Main results Brinton et al.

• Anacetrapib treatment, as compared with placebo, yielded reductions in Fc-LDL-c in all subgroups examined.
• Small differences (<7%, small as compared to overall LDL-c decrease of 40%) in percent reduction in Fc-LDL-c with anacetrapib were seen based on age, gender and type of LMT, and in patient with lower vs. higher baseline Fc-LDL-c, HDL-c or TG levels and diabetes status.
• HDL-c increases with anacetrapib vs. placebo were also consistent across all subgroups, with modest differences (<30%, small relative to overall HDL-c increase of 138%) seen across demographic subgroups, or depending on type of LMT, and in patients with lower vs. higher lipid baseline levels.
• Higher baseline TG levels (with cutoff of either >150 mg/dL or >200mg/dL) did not affect change in Fc-LDL-c and HDl-c with anacetrapib treatment.
• Subgroups defined by background LMT and race had somewhat more effect on the Fc-LDL-c and HDL-c responses to anacetrapib than other subgroups.
• Greater HDL-responses were seen in subjects taking less potent statins, as compared with simvastatin, atorvastatin or rosuvastatin, and in patients on background statin monotherapy as compared with nonstatin lipid therapies.
• Smaller treatment effects were seen in black vs. white patients, but it should be noted that the number of black subjects was small.  

Conclusion

This analysis shows that the Fc-LDL-c lowering and HDL-increasing effect of anacetrapib in patients with CHD was generally independent of age, gender, diabetes status and lipid levels.

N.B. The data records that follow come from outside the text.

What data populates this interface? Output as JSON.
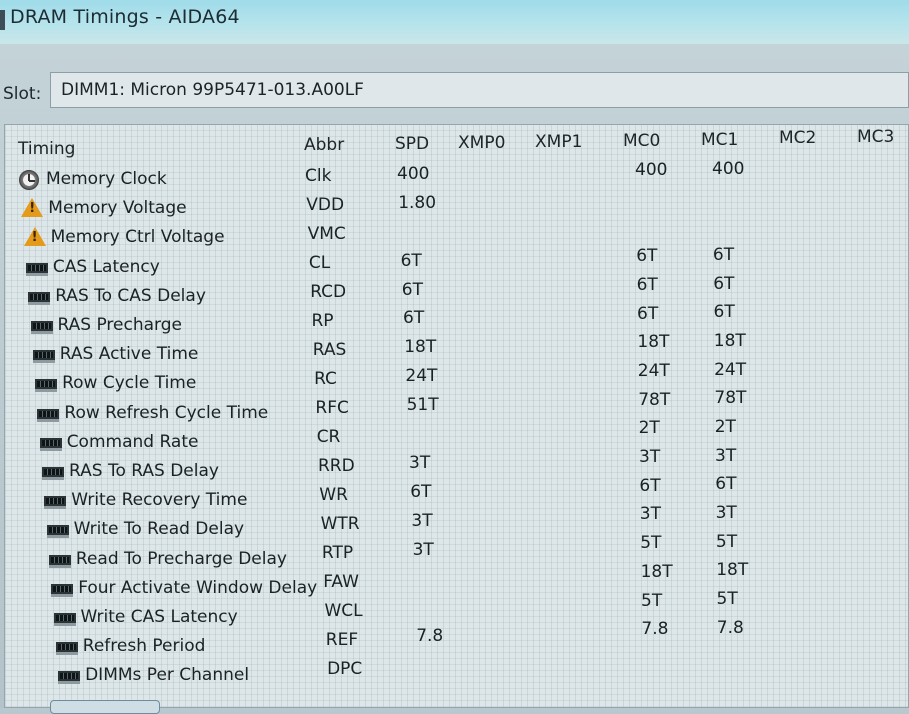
{
  "window": {
    "title": "DRAM Timings - AIDA64"
  },
  "slot": {
    "label": "Slot:",
    "value": "DIMM1: Micron 99P5471-013.A00LF"
  },
  "table": {
    "headers": {
      "timing": "Timing",
      "abbr": "Abbr",
      "spd": "SPD",
      "xmp0": "XMP0",
      "xmp1": "XMP1",
      "mc0": "MC0",
      "mc1": "MC1",
      "mc2": "MC2",
      "mc3": "MC3"
    },
    "rows": [
      {
        "icon": "clock-icon",
        "name": "Memory Clock",
        "abbr": "Clk",
        "spd": "400",
        "mc0": "400",
        "mc1": "400"
      },
      {
        "icon": "warning-icon",
        "name": "Memory Voltage",
        "abbr": "VDD",
        "spd": "1.80",
        "mc0": "",
        "mc1": ""
      },
      {
        "icon": "warning-icon",
        "name": "Memory Ctrl Voltage",
        "abbr": "VMC",
        "spd": "",
        "mc0": "",
        "mc1": ""
      },
      {
        "icon": "memory-module-icon",
        "name": "CAS Latency",
        "abbr": "CL",
        "spd": "6T",
        "mc0": "6T",
        "mc1": "6T"
      },
      {
        "icon": "memory-module-icon",
        "name": "RAS To CAS Delay",
        "abbr": "RCD",
        "spd": "6T",
        "mc0": "6T",
        "mc1": "6T"
      },
      {
        "icon": "memory-module-icon",
        "name": "RAS Precharge",
        "abbr": "RP",
        "spd": "6T",
        "mc0": "6T",
        "mc1": "6T"
      },
      {
        "icon": "memory-module-icon",
        "name": "RAS Active Time",
        "abbr": "RAS",
        "spd": "18T",
        "mc0": "18T",
        "mc1": "18T"
      },
      {
        "icon": "memory-module-icon",
        "name": "Row Cycle Time",
        "abbr": "RC",
        "spd": "24T",
        "mc0": "24T",
        "mc1": "24T"
      },
      {
        "icon": "memory-module-icon",
        "name": "Row Refresh Cycle Time",
        "abbr": "RFC",
        "spd": "51T",
        "mc0": "78T",
        "mc1": "78T"
      },
      {
        "icon": "memory-module-icon",
        "name": "Command Rate",
        "abbr": "CR",
        "spd": "",
        "mc0": "2T",
        "mc1": "2T"
      },
      {
        "icon": "memory-module-icon",
        "name": "RAS To RAS Delay",
        "abbr": "RRD",
        "spd": "3T",
        "mc0": "3T",
        "mc1": "3T"
      },
      {
        "icon": "memory-module-icon",
        "name": "Write Recovery Time",
        "abbr": "WR",
        "spd": "6T",
        "mc0": "6T",
        "mc1": "6T"
      },
      {
        "icon": "memory-module-icon",
        "name": "Write To Read Delay",
        "abbr": "WTR",
        "spd": "3T",
        "mc0": "3T",
        "mc1": "3T"
      },
      {
        "icon": "memory-module-icon",
        "name": "Read To Precharge Delay",
        "abbr": "RTP",
        "spd": "3T",
        "mc0": "5T",
        "mc1": "5T"
      },
      {
        "icon": "memory-module-icon",
        "name": "Four Activate Window Delay",
        "abbr": "FAW",
        "spd": "",
        "mc0": "18T",
        "mc1": "18T"
      },
      {
        "icon": "memory-module-icon",
        "name": "Write CAS Latency",
        "abbr": "WCL",
        "spd": "",
        "mc0": "5T",
        "mc1": "5T"
      },
      {
        "icon": "memory-module-icon",
        "name": "Refresh Period",
        "abbr": "REF",
        "spd": "7.8",
        "mc0": "7.8",
        "mc1": "7.8"
      },
      {
        "icon": "memory-module-icon",
        "name": "DIMMs Per Channel",
        "abbr": "DPC",
        "spd": "",
        "mc0": "",
        "mc1": ""
      }
    ]
  }
}
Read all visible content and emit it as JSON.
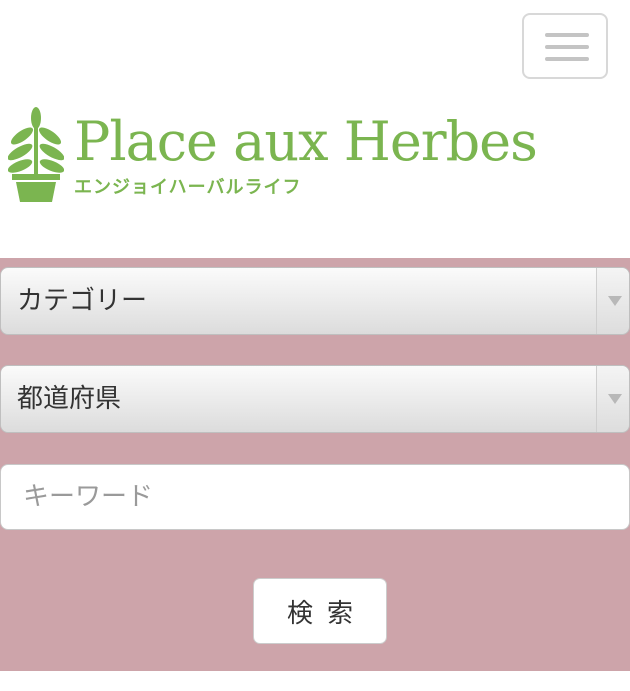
{
  "header": {
    "menu_icon": "hamburger-icon",
    "logo": {
      "icon": "potted-herb-icon",
      "title": "Place aux Herbes",
      "subtitle": "エンジョイハーバルライフ",
      "color": "#7bb550"
    }
  },
  "search": {
    "panel_color": "#cda4aa",
    "category_select": {
      "selected": "カテゴリー"
    },
    "prefecture_select": {
      "selected": "都道府県"
    },
    "keyword_input": {
      "placeholder": "キーワード",
      "value": ""
    },
    "submit_label": "検索",
    "dropdown_icon": "triangle-down-icon"
  }
}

Race and background lipid-modifying therapy may have an influence on the effect of treatment, although it is noted that these findings may be a play of chance as a consequence of the methodology.

Find Krauss et al. at J Clin Lipid.
Find Brinton et al. at J Clin Lipid.

References

1. Tall AR. Plasma cholesteryl ester transfer protein. J Lipid Res. 1993; 34:1255–1274.
2. Krauss RM, Wojnooski K, Orr J, et al. Changes in lipoprotein subfraction concentration and composition in healthy individuals treated with the CETP inhibitor anacetrapib. J Lipid Res. 2012; 53:540–547.
3. Bloomfield D, Carlson GL, Sapre A, et al. Efficacy and safety of the cholesteryl ester transfer protein inhibitor anacetrapib as monotherapy and coadministered with atorvastatin in dyslipidemic patients. Am Heart J. 2009;157:352–360.
4. Cannon CP, Shah S, Dansky HM, et al, for the DEFINE Investigators. Safety of anacetrapib in patients with or at high risk for coronary heart disease. N Engl J Med. 2010;363:2406–2415.